We felt like it was time for a salad today. Foraging through the fridge (you never know what you’ll find after a busy weekend), we were delighted to find some bits and bobs that we could work with. Fresh summer fruit 🙌🏼and some arugula and burrata from a frenzied farmer’s market stop on Saturday morning. Which btw, doesn’t Saturday seem so very far away? We are loving our fresh mint in the garden too, and a sprinkle of that all over gave this salad a little extra pizazz to perk up our Monday.
We arranged our Summer Burrata Salad on a platter and dressed it with our favorite dressing of the moment — Apple Cider Vinegar & Shallot Vinaigrette which we found on @healthyseasonal. This vinaigrette will be your BFF this summer, as it goes with everything from salads to meat to pastas. We’ll even share the recipe with you — you know where to find us! xoxo D&K
Summer Burrata Salad
(serves 2 as a main, or 4 as a side)
1 bag of arugula (rocket) leaves, washed and spun dry
2 nectarines, sliced
1/2 cup blueberries
2 balls of Burrata
A handful of shredded mint leaves
Apple Cider Vinegar & Shallot Dressing (recipe below)
Arrange arugula, nectarines, blueberries, burrata and mint leaves on a platter.

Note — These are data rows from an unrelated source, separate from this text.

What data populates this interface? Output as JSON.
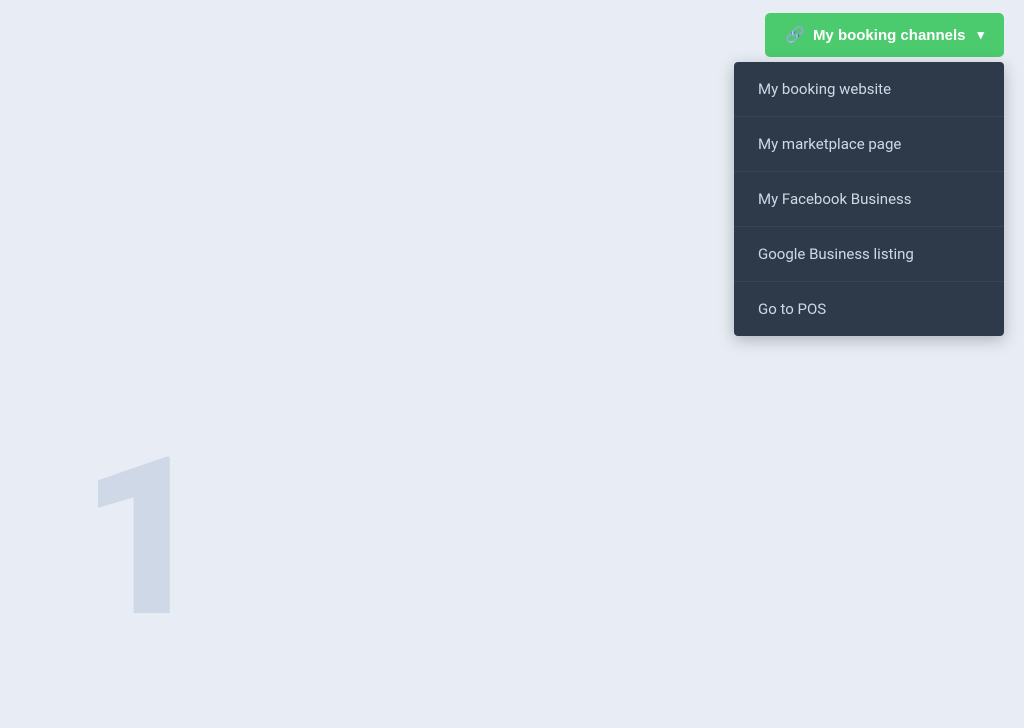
{
  "page": {
    "background_color": "#e8edf5",
    "watermark": "1"
  },
  "header": {
    "booking_channels_button": {
      "label": "My booking channels",
      "icon": "🔗",
      "chevron": "▾",
      "color": "#4cca6e"
    }
  },
  "dropdown": {
    "items": [
      {
        "id": "booking-website",
        "label": "My booking website"
      },
      {
        "id": "marketplace-page",
        "label": "My marketplace page"
      },
      {
        "id": "facebook-business",
        "label": "My Facebook Business"
      },
      {
        "id": "google-business",
        "label": "Google Business listing"
      },
      {
        "id": "go-to-pos",
        "label": "Go to POS"
      }
    ]
  }
}
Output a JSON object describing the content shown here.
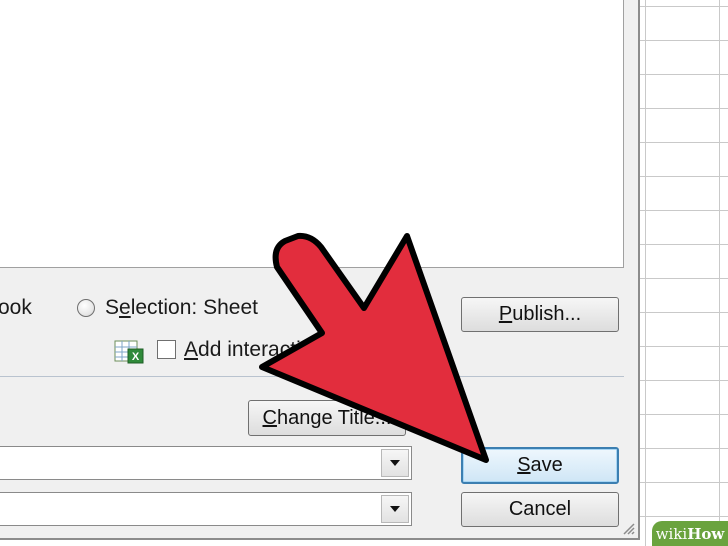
{
  "dialog": {
    "publish_scope": {
      "workbook_partial": "ook",
      "selection_prefix": "S",
      "selection_accel": "e",
      "selection_suffix": "lection: Sheet"
    },
    "add_interactivity": {
      "accel": "A",
      "rest": "dd interactivity"
    },
    "buttons": {
      "publish_accel": "P",
      "publish_rest": "ublish...",
      "change_title_accel": "C",
      "change_title_rest": "hange Title...",
      "save_accel": "S",
      "save_rest": "ave",
      "cancel": "Cancel"
    },
    "combos": {
      "file_name_value": "",
      "save_as_type_value": ""
    }
  },
  "watermark": {
    "wiki": "wiki",
    "how": "How"
  },
  "colors": {
    "arrow_fill": "#e22d3d",
    "arrow_stroke": "#000000",
    "default_button_border": "#3c7fb1",
    "wikihow_green": "#6aa33e"
  },
  "icons": [
    "radio-button-icon",
    "excel-sheet-icon",
    "dropdown-arrow-icon",
    "resize-grip-icon",
    "annotation-arrow-icon"
  ]
}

Drizzle over dressing and serve with a fresh loaf of bread.
Apple Cider Vinegar & Shallot Dressing
1 small shallot, peeled and roughly chopped
1/3 cup (80ml) extra-virgin olive oil
1/4 cup (60ml) Apple Cider Vinegar (we love Bragg’s)
2 teaspoons Dijon mustard
2 teaspoons honey
½ teaspoon salt
¼ teaspoon freshly ground pepper
Put all the ingredients in a small food processor or the cup of an immersion blender. Blitz until smooth and store in an airtight container for up to a week.